Where to go from here
Well with everything hitting a head things have changed. As of this morning I have been withdrawn from my clinical and criminal exam next Friday. Which faye actually thought was a good plan so I didn't have any problems doing that but it also means that if I mess up my other 2 exams I won't be going to university.
I spoke to my doctor this morning and right now I want to punch his lights in. He has decided that I am not depressed and just suffering from anxiety and tension. And that I need to talk things out. But my counsellor can't see me now for 4/5 weeks so what am I meant to do? Just sit here feeling worse day by day. So I asked him why he won't give me medication again and he decided that he doesn't trust me that I won't do something "stupid" with them. Does he not think though that if I wanted to do something"stupid" I could get hold of other medication and do it anyway! And the longer I stay feeling like this the more likely that prospect could happen. Because I don't know how many more times I can fight those urges anymore.
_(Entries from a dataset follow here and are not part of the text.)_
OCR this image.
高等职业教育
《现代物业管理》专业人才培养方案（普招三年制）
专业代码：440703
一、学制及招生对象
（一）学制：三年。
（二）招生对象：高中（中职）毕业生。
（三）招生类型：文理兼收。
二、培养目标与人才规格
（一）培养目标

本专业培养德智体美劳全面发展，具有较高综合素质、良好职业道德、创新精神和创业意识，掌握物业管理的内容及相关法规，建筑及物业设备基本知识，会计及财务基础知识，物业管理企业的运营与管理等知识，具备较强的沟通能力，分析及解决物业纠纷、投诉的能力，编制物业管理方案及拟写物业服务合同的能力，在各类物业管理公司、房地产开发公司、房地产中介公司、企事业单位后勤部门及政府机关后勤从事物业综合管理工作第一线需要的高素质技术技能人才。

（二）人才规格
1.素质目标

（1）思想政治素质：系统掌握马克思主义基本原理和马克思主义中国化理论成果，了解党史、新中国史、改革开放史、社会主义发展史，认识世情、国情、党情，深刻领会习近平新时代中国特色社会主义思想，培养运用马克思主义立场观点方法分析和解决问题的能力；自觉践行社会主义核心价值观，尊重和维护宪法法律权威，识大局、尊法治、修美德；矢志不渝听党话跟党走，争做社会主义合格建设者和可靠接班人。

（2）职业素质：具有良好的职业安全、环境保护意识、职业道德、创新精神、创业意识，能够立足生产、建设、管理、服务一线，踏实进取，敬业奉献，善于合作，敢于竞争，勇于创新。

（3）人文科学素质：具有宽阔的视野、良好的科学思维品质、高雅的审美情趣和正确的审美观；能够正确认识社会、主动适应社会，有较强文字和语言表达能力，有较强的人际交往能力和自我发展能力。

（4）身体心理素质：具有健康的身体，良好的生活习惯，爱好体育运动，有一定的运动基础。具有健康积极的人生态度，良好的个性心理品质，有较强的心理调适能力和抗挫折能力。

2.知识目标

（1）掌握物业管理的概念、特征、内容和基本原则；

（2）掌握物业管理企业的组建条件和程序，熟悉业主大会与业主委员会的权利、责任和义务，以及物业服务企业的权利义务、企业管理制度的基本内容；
So me being me was just getting completely pissed off by this point, and asked him what he classifies symptoms of someone being depressed. So every single thing he listed I am feeling and going through right now. And I have told him, but it just shows he doesn't listen. So I ended up having an arguement with him cos I'm sick of this. How come my lecturer can figure see what is happening, my friends in other fucking countries can see what is happening, and my family can see it. But he can't?!! And he is the one who is meant to be trained to spot these things!!
I have now hit a wall with him now and don't know how I am going to get past it. I have completely broken down in front of him, now had an argument with him and still he doesn't get it. What the hell has to happen before he will realize I need him to help me...
I rang my mom this morning and told her what he had said, and she has the same thinking. What will it take for him to understand I need help and we both thought the same thing and it wasn't a good thing to happen for him to realize it.
I am speaking to my counsellor this evening and I'm going home tomorrow. Who knows what will happen from here, but right now I can't see a path ahead. I just want someone to understand what is happening and give me the help I need right now.